The legacy of Agnelli's presidency was taken up by Baron Piero Casana, Agnelli's vice-president.
Under his presidency, during 1971-72, the Minister of Transport assigned to the Aero Club of Turin, along with the Aero Club of Rome, the organization of the 4th Ministerial Course for the award of Professional Pilot's Licences. The award ceremony of the more than 27 Licences took place in 1972, at the new seat of the Turin Aero Club in the presence of the Minister of Transport, Oscar Luigi Scalfaro, the President of the Aero Club of Italy Vittore Catella, the General Director of ENAC, General Moci, Councillor Geuna, representing the Mayor of Turin (Porcellana) and the Presidents of the Aero Clubs of Turin and Rome, respectively Casana and Teti.
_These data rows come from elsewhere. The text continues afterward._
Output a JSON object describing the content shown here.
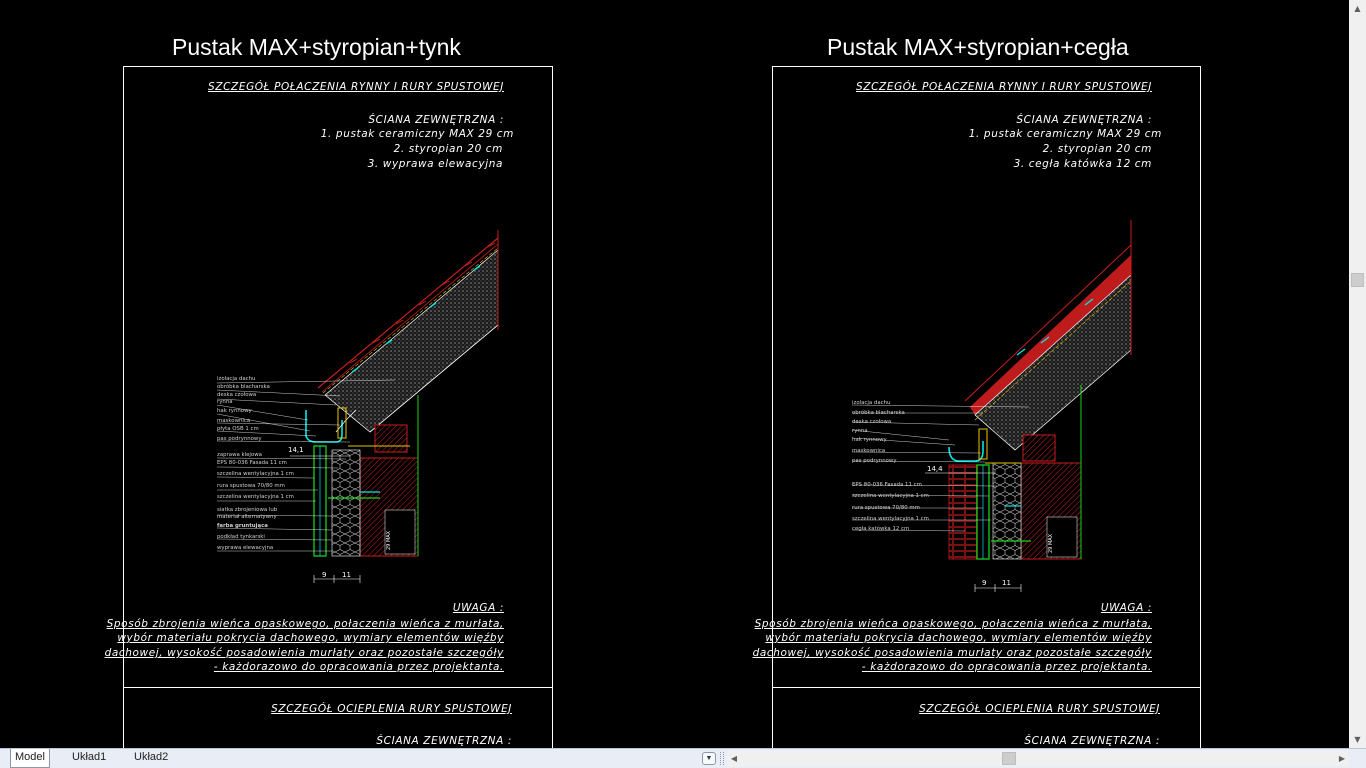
{
  "left": {
    "title": "Pustak MAX+styropian+tynk",
    "detail_heading": "SZCZEGÓŁ POŁACZENIA RYNNY I RURY SPUSTOWEJ",
    "wall_heading": "ŚCIANA ZEWNĘTRZNA :",
    "wall_layers": [
      "1. pustak ceramiczny MAX 29 cm",
      "2. styropian 20 cm",
      "3. wyprawa elewacyjna"
    ],
    "labels": [
      "izolacja dachu",
      "obróbka blacharska",
      "deska czołowa",
      "rynna",
      "hak rynnowy",
      "maskownica",
      "płyta OSB 1 cm",
      "pas podrynnowy",
      "zaprawa klejowa",
      "EPS 80-036 Fasada 11 cm",
      "szczelina wentylacyjna 1 cm",
      "rura spustowa 70/80 mm",
      "szczelina wentylacyjna 1 cm",
      "siatka zbrojeniowa lub",
      "materiał alternatywny",
      "farba gruntująca",
      "podkład tynkarski",
      "wyprawa elewacyjna"
    ],
    "dim_main": "14,1",
    "dim_a": "9",
    "dim_b": "11",
    "note_heading": "UWAGA :",
    "note_lines": [
      "Sposób zbrojenia wieńca opaskowego, połaczenia wieńca z murłata,",
      "wybór materiału pokrycia dachowego, wymiary elementów więźby",
      "dachowej, wysokość posadowienia murłaty oraz pozostałe szczegóły",
      "- każdorazowo do opracowania przez projektanta."
    ],
    "detail2_heading": "SZCZEGÓŁ OCIEPLENIA RURY SPUSTOWEJ",
    "wall2_heading": "ŚCIANA ZEWNĘTRZNA :"
  },
  "right": {
    "title": "Pustak MAX+styropian+cegła",
    "detail_heading": "SZCZEGÓŁ POŁACZENIA RYNNY I RURY SPUSTOWEJ",
    "wall_heading": "ŚCIANA ZEWNĘTRZNA :",
    "wall_layers": [
      "1. pustak ceramiczny MAX 29 cm",
      "2. styropian 20 cm",
      "3. cegła katówka 12 cm"
    ],
    "labels": [
      "izolacja dachu",
      "obróbka blacharska",
      "deska czołowa",
      "rynna",
      "hak rynnowy",
      "maskownica",
      "pas podrynnowy",
      "EPS 80-036 Fasada 11 cm",
      "szczelina wentylacyjna 1 cm",
      "rura spustowa 70/80 mm",
      "szczelina wentylacyjna 1 cm",
      "cegła katówka 12 cm"
    ],
    "dim_main": "14,4",
    "dim_a": "9",
    "dim_b": "11",
    "note_heading": "UWAGA :",
    "note_lines": [
      "Sposób zbrojenia wieńca opaskowego, połaczenia wieńca z murłata,",
      "wybór materiału pokrycia dachowego, wymiary elementów więźby",
      "dachowej, wysokość posadowienia murłaty oraz pozostałe szczegóły",
      "- każdorazowo do opracowania przez projektanta."
    ],
    "detail2_heading": "SZCZEGÓŁ OCIEPLENIA RURY SPUSTOWEJ",
    "wall2_heading": "ŚCIANA ZEWNĘTRZNA :"
  },
  "tabs": [
    "Model",
    "Układ1",
    "Układ2"
  ],
  "active_tab": "Model",
  "icons": {
    "vscroll_up": "arrow-up-icon",
    "vscroll_down": "arrow-down-icon",
    "hscroll_left": "arrow-left-icon",
    "hscroll_right": "arrow-right-icon",
    "tab_menu": "chevron-down-icon"
  },
  "colors": {
    "background": "#000000",
    "frame": "#ffffff",
    "roof_red": "#c81e1e",
    "insulation": "#9a9a9a",
    "gutter_cyan": "#00e5e5",
    "pipe_green": "#19d219",
    "timber_yellow": "#e6c800"
  }
}
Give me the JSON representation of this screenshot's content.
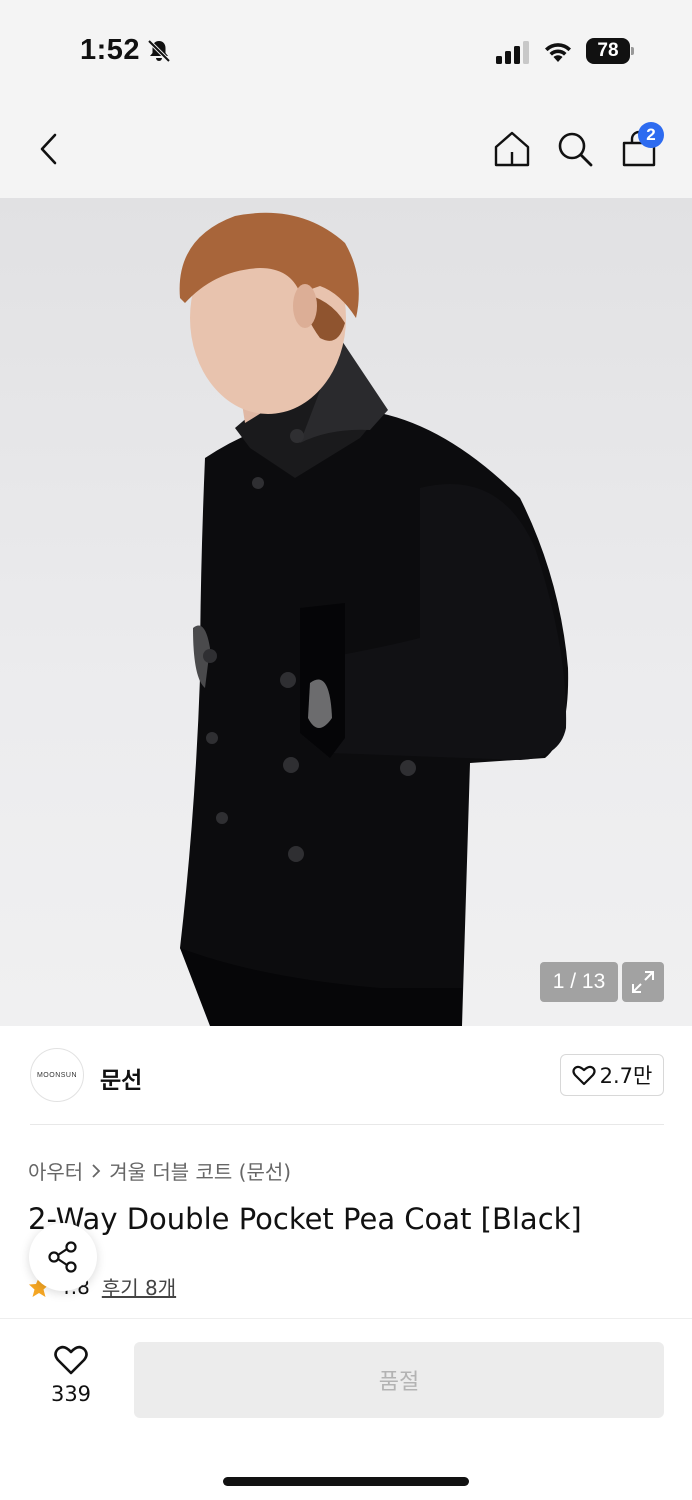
{
  "status_bar": {
    "time": "1:52",
    "battery": "78"
  },
  "nav": {
    "cart_count": "2"
  },
  "gallery": {
    "counter": "1 / 13"
  },
  "brand": {
    "logo_text": "MOONSUN",
    "name": "문선",
    "likes": "2.7만"
  },
  "breadcrumb": {
    "category": "아우터",
    "subcategory": "겨울 더블 코트 (문선)"
  },
  "product": {
    "title": "2-Way Double Pocket Pea Coat [Black]",
    "rating": "4.8",
    "reviews": "후기 8개"
  },
  "bottom_bar": {
    "wish_count": "339",
    "soldout_label": "품절"
  },
  "colors": {
    "accent": "#2d6bf0",
    "star": "#f5a623",
    "nav_bg": "#f4f4f4"
  }
}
Casana's presidency was followed by that of Sergio Viano in 1974 and by that of Commander Pietro Marchisio in 1978. Marchisio was one of the promoters and founders of Eurofly, tragically meeting an untimely end in 1988 while at the controls of an AB206 helicopter.
Dr. Edoardo Agnelli took over from Marchisio in 1986. His candidature was sponsored to his father, Giovanni Agnelli, by both Baron Casana and Vittore Catella. The executive Vice-President was Prof. Gaetano Di Modica.
But times had moved on.
The trouble-free times of Giovanni Agnelli's presidency were long past and unfortunately largely forgotten. The 20 years between 1974 and 1994 were ones of constant decline for the Aero Club. Various reasons could account for this, such as the general economic situation, which saw rising costs, a reduction in the numbers of people wanting to fly, and the scant interest shown by both the Public Administration and the owners (FIAT Group companies) who in 1985 sold about half the airfield area, reducing it to its present 600.000 sq. metres. This was the time when the old original runway "30" went into disuse and the grass runway 10R/28L was activated for the towed gliders as well as the 10/28 landing strip for the gliders.
Then Nature quite literally added its weight to the economic difficulties! The heavy snowfalls of the 14th, 15th and 16th of January 1986 caused one of the three state-owned hangars to collapse and another was seriously damaged.
The sum of these negative situations put the very survival of the Aero Club at risk, and the potential of the airfield as one capable of being used for Public Service was completely ignored partly due to somewhat ingenuous superficiality and partly due to the undoubtedly speculative interests which this vast and appetising area whetted in some peoples' minds.
To better appreciate the gravity of the situation, it is sufficient to mention that at the conclusion of his mandate in 1994, Savino Balzano, the outgoing President, proposed to the Assembly that the Aero Club should be dissolved and its assets sold off, as he "saw no alternative" in the face of the ongoing crisis.
Fortunately, the motion was rejected and from that point on, things began to change for the better.